Agents’ enforcement efforts, however, are an indirect result of TCI’s lobbying and other work toward persuading the government to help protect the U.S. catfish industry’s financial interests.

“We’ve been successful to the extent of $5.47 million in tariff fees collected and distributed last year and I expect that number will be $10 million annually over the next two years,” Johnson said.

However, while the trade tariff has generated new funds for the industry, the issue has also forced the industry to redirect its focus away from marketing its product to consumers.

Because the tariff is expensive, the temptation for unscrupulous individuals to avoid paying the tariff runs high. Johnson said thus far, offenses have been widespread, flagrant and with impunity.

“Circumvention of the trade laws have been insidious, some of these countries just don’t recognize U.S. law. It must be enforced or there will be no fair trade.”

About four years ago TCI generated several million dollars it would need for legal fees to persuade U.S. trade officials to establish the current export rules with Vietnam.

Johnson said he knew from first-hand experience that finding success would be long and expensive.

In the late 1970s Johnson headed the U.S. Soybean Board, and recalled its fight to defend its export program with European trade officials.

“It was the reverse situation (from the catfish industry’s present trade issues) then; we were defending ourselves. But that was the heyday for U.S. exports.

“Today, all domestic crops are having trouble with export agreements.”

Johnson noted that the United States is learning that beyond addressing enforcement issues, it’s also “experiencing what the fairness in free trade is all about.”

Citing an example, he recalled a conversation with actor Morgan Freeman, before Freeman won an Academy Award: “He said his popularity is greater overseas than it is in the United States because one week after a film debuts in the theaters here, you can buy a cheap counterfeit copy of it in Hong Kong.”

Johnson said that as the United States begins to better tackle the challenges of enforcing international trade pacts in the future, the blatant violations he is aware of taking place today will fade, yet the crimes will become more subtle and sophisticated — and more difficult to mitigate. So too will trade officials have to address verification concerns, he said.

While TCI is proud of the progress its members have made concerning the basa issue, Johnson said, there is a lot more legal and lobbying work ahead of them.
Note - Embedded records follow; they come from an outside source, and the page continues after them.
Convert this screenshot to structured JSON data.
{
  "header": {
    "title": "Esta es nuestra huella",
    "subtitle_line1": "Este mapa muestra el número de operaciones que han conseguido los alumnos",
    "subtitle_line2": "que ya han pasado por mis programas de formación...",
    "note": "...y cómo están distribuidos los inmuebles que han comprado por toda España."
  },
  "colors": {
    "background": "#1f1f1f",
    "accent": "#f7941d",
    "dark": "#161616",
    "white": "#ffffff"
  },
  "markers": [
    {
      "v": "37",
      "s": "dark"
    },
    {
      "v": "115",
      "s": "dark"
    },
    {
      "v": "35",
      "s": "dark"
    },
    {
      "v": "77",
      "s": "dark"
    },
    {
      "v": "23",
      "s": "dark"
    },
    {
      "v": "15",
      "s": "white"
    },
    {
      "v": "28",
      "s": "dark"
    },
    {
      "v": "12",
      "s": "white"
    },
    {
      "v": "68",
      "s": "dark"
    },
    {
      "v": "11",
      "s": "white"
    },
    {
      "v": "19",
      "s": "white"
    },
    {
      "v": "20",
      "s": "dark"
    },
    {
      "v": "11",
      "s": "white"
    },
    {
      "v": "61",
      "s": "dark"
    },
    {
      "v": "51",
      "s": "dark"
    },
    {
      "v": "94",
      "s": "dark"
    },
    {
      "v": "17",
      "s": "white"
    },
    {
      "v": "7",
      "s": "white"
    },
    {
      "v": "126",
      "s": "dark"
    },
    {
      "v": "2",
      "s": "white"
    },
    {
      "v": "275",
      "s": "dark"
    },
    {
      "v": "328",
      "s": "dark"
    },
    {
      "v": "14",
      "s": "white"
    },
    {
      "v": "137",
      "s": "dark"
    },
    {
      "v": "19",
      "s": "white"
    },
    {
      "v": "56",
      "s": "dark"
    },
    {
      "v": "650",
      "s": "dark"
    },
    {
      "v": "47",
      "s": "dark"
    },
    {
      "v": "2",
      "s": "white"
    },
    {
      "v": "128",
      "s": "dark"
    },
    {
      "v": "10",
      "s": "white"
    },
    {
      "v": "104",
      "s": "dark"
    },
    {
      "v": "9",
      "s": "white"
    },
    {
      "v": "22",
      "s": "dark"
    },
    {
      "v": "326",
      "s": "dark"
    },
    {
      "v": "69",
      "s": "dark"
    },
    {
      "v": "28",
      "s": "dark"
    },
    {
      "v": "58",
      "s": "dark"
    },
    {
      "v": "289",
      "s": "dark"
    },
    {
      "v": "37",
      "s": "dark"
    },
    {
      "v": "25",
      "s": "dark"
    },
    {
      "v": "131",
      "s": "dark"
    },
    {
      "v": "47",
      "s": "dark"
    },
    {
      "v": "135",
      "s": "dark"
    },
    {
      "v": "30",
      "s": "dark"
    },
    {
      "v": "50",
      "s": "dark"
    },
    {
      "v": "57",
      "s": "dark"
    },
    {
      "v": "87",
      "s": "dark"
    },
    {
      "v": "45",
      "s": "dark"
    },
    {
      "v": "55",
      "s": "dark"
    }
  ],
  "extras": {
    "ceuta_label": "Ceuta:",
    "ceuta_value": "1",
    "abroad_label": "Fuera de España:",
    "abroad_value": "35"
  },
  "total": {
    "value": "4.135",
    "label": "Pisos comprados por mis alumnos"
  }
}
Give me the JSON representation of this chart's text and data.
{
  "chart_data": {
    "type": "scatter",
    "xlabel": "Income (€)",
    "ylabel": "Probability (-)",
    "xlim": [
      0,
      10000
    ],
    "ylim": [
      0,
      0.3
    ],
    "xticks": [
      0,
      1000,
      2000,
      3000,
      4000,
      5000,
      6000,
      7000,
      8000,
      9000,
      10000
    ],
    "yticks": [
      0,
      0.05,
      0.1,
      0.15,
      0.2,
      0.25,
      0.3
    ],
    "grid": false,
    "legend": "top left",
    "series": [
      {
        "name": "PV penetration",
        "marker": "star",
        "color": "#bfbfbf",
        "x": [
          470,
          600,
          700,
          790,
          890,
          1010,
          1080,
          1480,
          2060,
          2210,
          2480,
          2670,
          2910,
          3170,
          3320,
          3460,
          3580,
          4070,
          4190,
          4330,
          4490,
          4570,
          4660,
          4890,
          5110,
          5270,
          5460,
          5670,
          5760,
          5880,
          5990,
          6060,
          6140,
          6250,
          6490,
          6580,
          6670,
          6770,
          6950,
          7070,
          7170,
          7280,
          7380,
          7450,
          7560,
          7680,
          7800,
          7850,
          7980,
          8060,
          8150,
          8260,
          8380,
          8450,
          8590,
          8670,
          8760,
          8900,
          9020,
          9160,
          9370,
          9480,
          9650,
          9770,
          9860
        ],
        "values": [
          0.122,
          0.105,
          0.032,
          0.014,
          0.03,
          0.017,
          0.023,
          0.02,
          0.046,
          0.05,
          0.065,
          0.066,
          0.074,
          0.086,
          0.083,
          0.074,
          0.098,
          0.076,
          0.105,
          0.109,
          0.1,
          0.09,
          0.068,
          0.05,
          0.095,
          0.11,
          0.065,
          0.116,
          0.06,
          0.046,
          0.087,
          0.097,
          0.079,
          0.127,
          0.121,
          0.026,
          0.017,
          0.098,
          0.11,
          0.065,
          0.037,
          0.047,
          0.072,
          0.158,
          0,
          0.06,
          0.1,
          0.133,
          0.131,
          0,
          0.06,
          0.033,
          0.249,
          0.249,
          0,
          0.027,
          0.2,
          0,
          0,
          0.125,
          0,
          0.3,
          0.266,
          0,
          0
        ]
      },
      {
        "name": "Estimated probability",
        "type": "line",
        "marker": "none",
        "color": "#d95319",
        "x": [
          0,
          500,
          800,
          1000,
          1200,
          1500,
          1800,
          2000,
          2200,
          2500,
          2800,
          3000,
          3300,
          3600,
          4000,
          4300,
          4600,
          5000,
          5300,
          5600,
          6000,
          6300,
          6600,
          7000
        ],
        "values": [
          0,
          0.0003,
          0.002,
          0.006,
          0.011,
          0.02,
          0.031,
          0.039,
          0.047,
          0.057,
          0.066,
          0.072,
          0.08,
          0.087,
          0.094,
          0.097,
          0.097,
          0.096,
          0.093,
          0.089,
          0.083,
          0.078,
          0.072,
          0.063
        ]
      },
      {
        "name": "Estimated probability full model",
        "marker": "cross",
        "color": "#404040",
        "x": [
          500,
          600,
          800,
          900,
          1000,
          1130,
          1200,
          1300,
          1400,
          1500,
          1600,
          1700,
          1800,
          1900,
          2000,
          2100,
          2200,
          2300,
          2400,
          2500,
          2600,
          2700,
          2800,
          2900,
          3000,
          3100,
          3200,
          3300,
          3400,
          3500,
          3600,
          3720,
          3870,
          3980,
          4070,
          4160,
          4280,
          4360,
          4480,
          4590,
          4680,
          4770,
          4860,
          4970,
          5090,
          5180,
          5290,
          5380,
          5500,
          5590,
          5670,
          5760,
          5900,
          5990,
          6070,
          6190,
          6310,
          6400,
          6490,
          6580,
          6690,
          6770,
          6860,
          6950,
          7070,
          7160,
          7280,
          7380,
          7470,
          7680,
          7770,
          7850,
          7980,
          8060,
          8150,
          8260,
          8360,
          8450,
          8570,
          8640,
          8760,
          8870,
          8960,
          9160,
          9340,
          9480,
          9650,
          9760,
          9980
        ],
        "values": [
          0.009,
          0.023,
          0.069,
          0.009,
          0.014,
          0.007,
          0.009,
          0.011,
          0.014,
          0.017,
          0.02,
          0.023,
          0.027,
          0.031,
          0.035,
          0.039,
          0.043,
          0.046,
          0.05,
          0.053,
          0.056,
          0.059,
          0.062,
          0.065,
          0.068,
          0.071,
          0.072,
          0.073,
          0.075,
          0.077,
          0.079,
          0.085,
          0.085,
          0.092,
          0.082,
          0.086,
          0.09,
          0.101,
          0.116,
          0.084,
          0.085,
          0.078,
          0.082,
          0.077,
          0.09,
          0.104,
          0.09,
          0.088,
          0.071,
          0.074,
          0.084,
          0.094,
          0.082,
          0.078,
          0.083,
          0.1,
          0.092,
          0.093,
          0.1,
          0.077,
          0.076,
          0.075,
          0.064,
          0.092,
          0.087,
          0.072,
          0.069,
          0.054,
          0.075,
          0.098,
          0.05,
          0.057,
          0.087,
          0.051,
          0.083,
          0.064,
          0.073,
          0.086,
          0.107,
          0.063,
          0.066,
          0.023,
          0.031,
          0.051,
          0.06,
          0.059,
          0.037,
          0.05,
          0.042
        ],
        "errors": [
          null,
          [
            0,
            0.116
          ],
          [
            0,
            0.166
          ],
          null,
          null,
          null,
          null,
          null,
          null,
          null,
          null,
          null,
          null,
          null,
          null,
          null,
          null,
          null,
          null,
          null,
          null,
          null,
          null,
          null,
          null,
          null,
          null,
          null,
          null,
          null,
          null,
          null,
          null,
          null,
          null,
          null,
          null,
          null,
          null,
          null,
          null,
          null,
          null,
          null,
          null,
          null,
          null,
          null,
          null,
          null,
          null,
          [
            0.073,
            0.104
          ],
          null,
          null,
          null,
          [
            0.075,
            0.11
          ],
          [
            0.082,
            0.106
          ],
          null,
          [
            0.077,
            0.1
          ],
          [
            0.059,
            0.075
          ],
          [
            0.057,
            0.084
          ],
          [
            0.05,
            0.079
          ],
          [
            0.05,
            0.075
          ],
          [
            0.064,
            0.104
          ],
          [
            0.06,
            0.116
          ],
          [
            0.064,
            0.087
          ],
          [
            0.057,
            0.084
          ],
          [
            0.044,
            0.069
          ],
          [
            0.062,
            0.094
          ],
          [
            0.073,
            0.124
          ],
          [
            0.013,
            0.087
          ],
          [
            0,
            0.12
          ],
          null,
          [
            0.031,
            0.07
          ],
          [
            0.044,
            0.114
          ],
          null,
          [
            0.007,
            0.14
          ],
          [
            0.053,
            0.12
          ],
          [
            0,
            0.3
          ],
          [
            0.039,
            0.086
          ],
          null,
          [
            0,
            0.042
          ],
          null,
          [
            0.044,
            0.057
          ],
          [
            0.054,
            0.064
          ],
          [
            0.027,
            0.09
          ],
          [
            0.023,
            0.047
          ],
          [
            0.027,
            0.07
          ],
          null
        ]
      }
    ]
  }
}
In 2008, the current trade pact with Vietnam is scheduled to undergo review by U.S. trade officials.

“I feel optimistic about renewing its status because our current track record will be substantial with the cases.”

He said that the documented violations have caught the attention of the Vietnamese government.

“They are going to their country’s fishing industry and telling them that they are giving their country a black eye — at least that’s what their press releases say.”